Ghoul-mantises are frightful creatures which skulk in darkened places and feed upon the dead and the nearly-dead. Most closely resembling the mantises which lend them half of their name, they are able to range in size from that of a medium-sized dog to an elephant, and their parents are able to influence their size by the specific chemicals which are included during the reproductive process. While this can lead to very physically powerful ghoul-mantises, their natural instinct is to adapt their size be closer to that of the dominant intelligent species so that, with the aid of heavy disguises, they can hide at least a little bit. More than a cursory check will make it obvious that something it up, but ghoul-mantises are rarely seen for long and operate most actively in the dark. If the ghoul-mantis, which is a voracious creature with a nearly-bottomless appetite, manages to fill itself fully and still has food it will then, and only then, reproduce. Eggs are laid in the corpse and then the corpse is hidden away in order to protect its special cargo.

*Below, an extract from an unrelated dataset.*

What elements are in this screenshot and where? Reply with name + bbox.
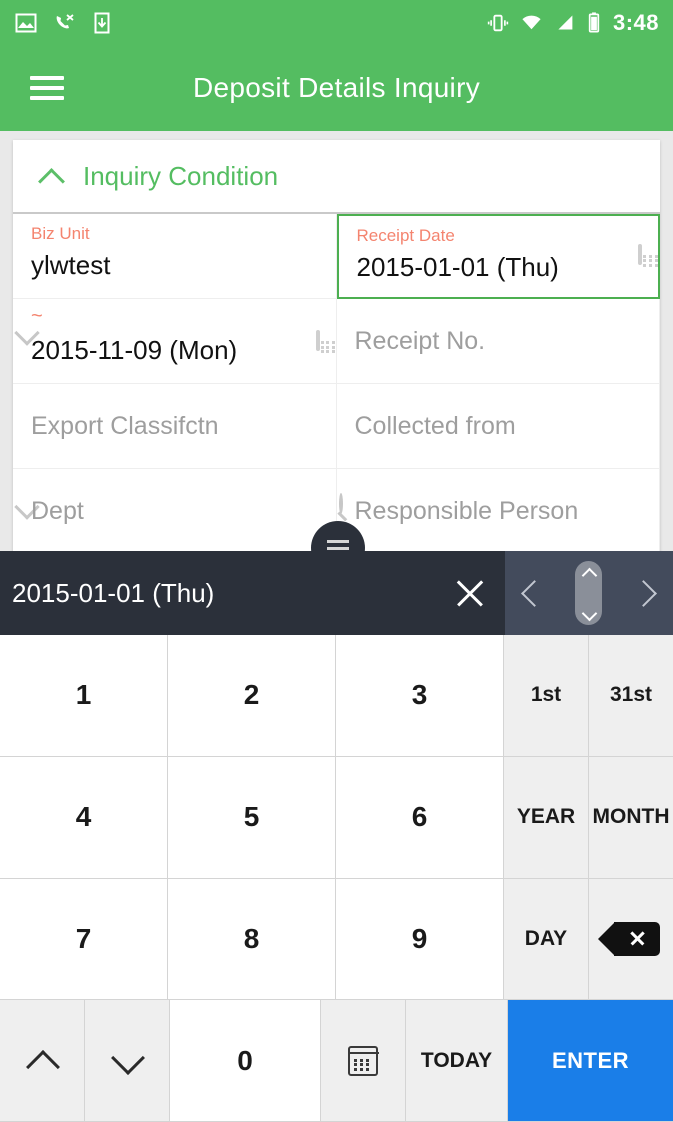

Bone Howlers bear only the vaguest of physical similarity to cats, but there isn’t any easier way of describing them. They were created through the genetic manipulation of several species in the realm Euphyria, which was actually a paradise in most timelines including the one from which the bone howlers hail. Bone howlers are as physiologically morphic as dogs, and come in a wide variety of shapes and sizes, but running through all of the breeds is an overriding aggression toward anyone who does register as “acceptable” as defined by its psychological conditioning. The Euphyrians usually condition them to attack anyone who speaks in any but one particular language, although code words are also often used in order to permanently signify to the bone howler that that the speaker is, and will be always, acceptable.